When Grant Palmer turned sixteen years old, he was given the choice of getting his first car or his first go-kart. Having already raced for two years out of what is now World Wide Technology Raceway in Madison, Illinois, he went with the obvious choice at the time — the go-kart.
"There's some days my parents probably wish I chose the car, but they're supportive of me," the St. Charles resident says.
He credits this support, in part, to his dad's experiences drag racing in the '90s and his mom's obsession with NASCAR driver Tony Stewart. Now twenty years old, Palmer has won a SCCA Super Tour FX class championship, and he recently competed in the 2020 British Racing and Sports Car Club FF1600 championship for Low Dempsey Racing.
The next step in his career, he says, is the Road to Indy.
"Right now, I'm in USF2000," Palmer explains. "And we're considered to be on a ladder system, where you work your way to the top."
The "top," of course, is the Indy 500, the 110-year-old race at Indianapolis Motor Speedway in Speedway, Indiana. The road to that apex will require Palmer to first succeed in the USF2000 to make it to the Indy Pro 2000 to make it to the Indy Lights to make it to the IndyCar Series.
"It's a very historic race," Palmer says of the Indy 500.
If he makes it, Palmer would be only the third Black race-car driver to compete in Indy's history, and if he won, he'd be the first Black driver to do so.
"I just first want to be a race-car driver," Palmer says. "And then secondly, I want to be an inspiration for a lot of people, someone that they can look up to."

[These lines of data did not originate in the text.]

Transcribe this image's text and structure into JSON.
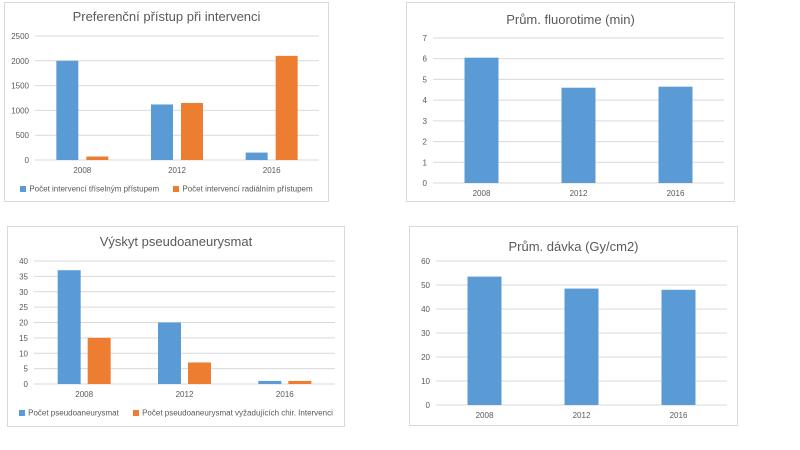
{
  "chart_data": [
    {
      "type": "bar",
      "title": "Preferenční přístup při intervenci",
      "categories": [
        "2008",
        "2012",
        "2016"
      ],
      "series": [
        {
          "name": "Počet intervencí tříselným přístupem",
          "values": [
            2000,
            1120,
            150
          ],
          "color": "#5b9bd5"
        },
        {
          "name": "Počet intervencí radiálním přístupem",
          "values": [
            70,
            1150,
            2100
          ],
          "color": "#ed7d31"
        }
      ],
      "ylim": [
        0,
        2500
      ],
      "yticks": [
        "0",
        "500",
        "1000",
        "1500",
        "2000",
        "2500"
      ],
      "grid": true,
      "legend": "bottom"
    },
    {
      "type": "bar",
      "title": "Prům. fluorotime (min)",
      "categories": [
        "2008",
        "2012",
        "2016"
      ],
      "series": [
        {
          "values": [
            6.05,
            4.6,
            4.65
          ],
          "color": "#5b9bd5"
        }
      ],
      "ylim": [
        0,
        7
      ],
      "yticks": [
        "0",
        "1",
        "2",
        "3",
        "4",
        "5",
        "6",
        "7"
      ],
      "grid": true
    },
    {
      "type": "bar",
      "title": "Výskyt pseudoaneurysmat",
      "categories": [
        "2008",
        "2012",
        "2016"
      ],
      "series": [
        {
          "name": "Počet pseudoaneurysmat",
          "values": [
            37,
            20,
            1
          ],
          "color": "#5b9bd5"
        },
        {
          "name": "Počet pseudoaneurysmat vyžadujících chir. Intervenci",
          "values": [
            15,
            7,
            1
          ],
          "color": "#ed7d31"
        }
      ],
      "ylim": [
        0,
        40
      ],
      "yticks": [
        "0",
        "5",
        "10",
        "15",
        "20",
        "25",
        "30",
        "35",
        "40"
      ],
      "grid": true,
      "legend": "bottom"
    },
    {
      "type": "bar",
      "title": "Prům. dávka (Gy/cm2)",
      "categories": [
        "2008",
        "2012",
        "2016"
      ],
      "series": [
        {
          "values": [
            53.5,
            48.5,
            48
          ],
          "color": "#5b9bd5"
        }
      ],
      "ylim": [
        0,
        60
      ],
      "yticks": [
        "0",
        "10",
        "20",
        "30",
        "40",
        "50",
        "60"
      ],
      "grid": true
    }
  ]
}
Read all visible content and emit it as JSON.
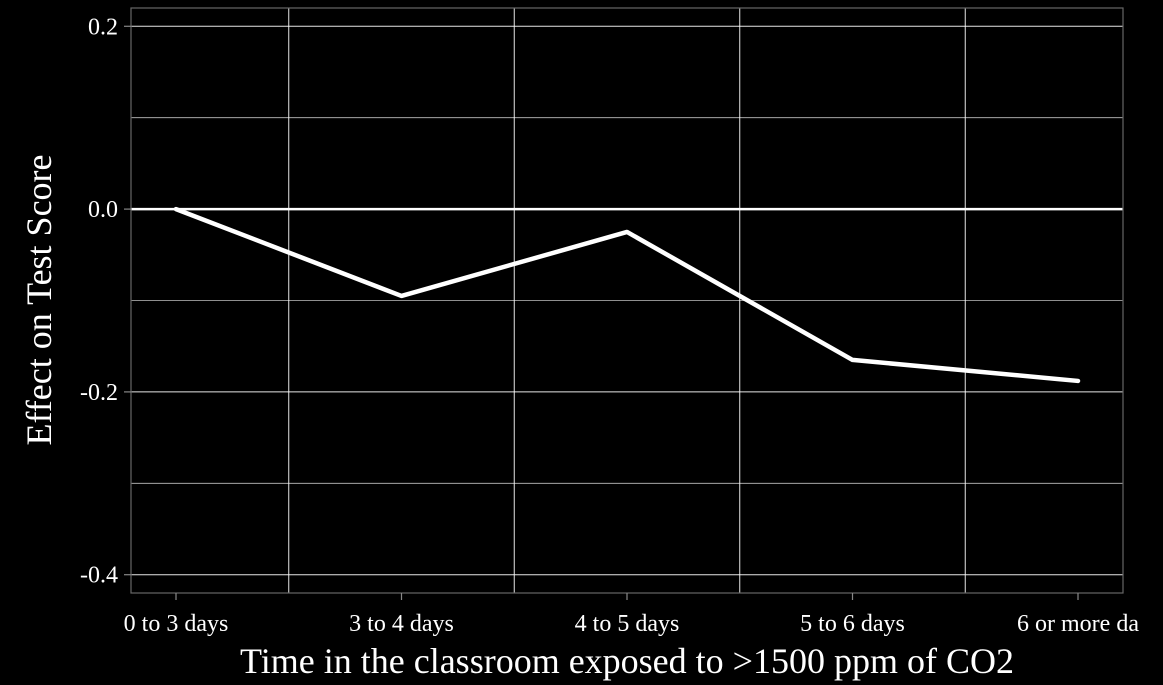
{
  "chart_data": {
    "type": "line",
    "categories": [
      "0 to 3 days",
      "3 to 4 days",
      "4 to 5 days",
      "5 to 6 days",
      "6 or more da"
    ],
    "series": [
      {
        "values": [
          0.0,
          -0.095,
          -0.025,
          -0.165,
          -0.188
        ]
      }
    ],
    "reference_line": {
      "y": 0.0
    },
    "xlabel": "Time in the classroom exposed to >1500 ppm of CO2",
    "ylabel": "Effect on Test Score",
    "ylim": [
      -0.42,
      0.22
    ],
    "yticks": [
      0.2,
      0.0,
      -0.2,
      -0.4
    ],
    "ytick_labels": [
      "0.2",
      "0.0",
      "-0.2",
      "-0.4"
    ],
    "yminor": [
      0.1,
      -0.1,
      -0.3
    ],
    "grid": true,
    "colors": {
      "background": "#000000",
      "line": "#ffffff",
      "grid": "#ffffff",
      "text": "#ffffff"
    }
  }
}
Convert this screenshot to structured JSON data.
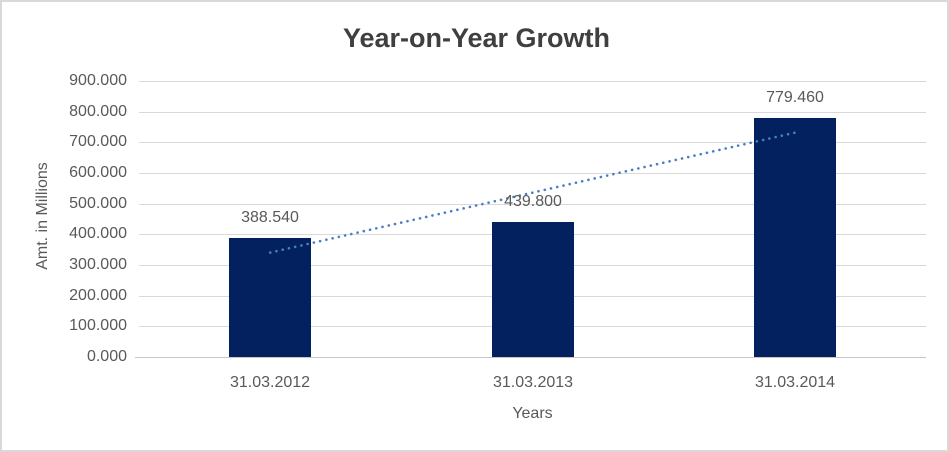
{
  "window": {
    "background_color": "#ffffff",
    "border_color": "#d9d9d9"
  },
  "chart_data": {
    "type": "bar",
    "title": "Year-on-Year Growth",
    "xlabel": "Years",
    "ylabel": "Amt. in Millions",
    "categories": [
      "31.03.2012",
      "31.03.2013",
      "31.03.2014"
    ],
    "values": [
      388.54,
      439.8,
      779.46
    ],
    "data_labels": [
      "388.540",
      "439.800",
      "779.460"
    ],
    "ylim": [
      0,
      900
    ],
    "y_tick_values": [
      900,
      800,
      700,
      600,
      500,
      400,
      300,
      200,
      100,
      0
    ],
    "y_tick_labels": [
      "900.000",
      "800.000",
      "700.000",
      "600.000",
      "500.000",
      "400.000",
      "300.000",
      "200.000",
      "100.000",
      "0.000"
    ],
    "grid": true,
    "legend_position": "none",
    "bar_color": "#02215e",
    "trendline": {
      "type": "linear",
      "style": "dotted",
      "color": "#4a7dc3"
    },
    "gridline_color": "#d9d9d9",
    "axis_line_color": "#c6c6c6",
    "tick_label_color": "#595959",
    "title_color": "#3f3f3f"
  }
}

His current obstacle right now, though, is receiving the proper funding to get him there. In racing, drivers are responsible for providing the funding for their teams, which includes transportation, the use of the car, the team members and all other expenses. Currently, Palmer is saving up by teaching race-car driving to kids and adults at the Gateway Kartplex within the World Wide Technology Raceway. He also started a GoFundMe with the goal of reaching $200,000.
While the money is needed, Palmer's focus is lasered in on the fundamentals of racing.
"I don't really think about how fast I'm going," Palmer says. "I just think about where to brake, where to turn in, how to pass."
Asked if he ever gets scared, he shrugs.
"You don't really have time to think about being scared," Palmer says. "You're just thinking about what you should do next."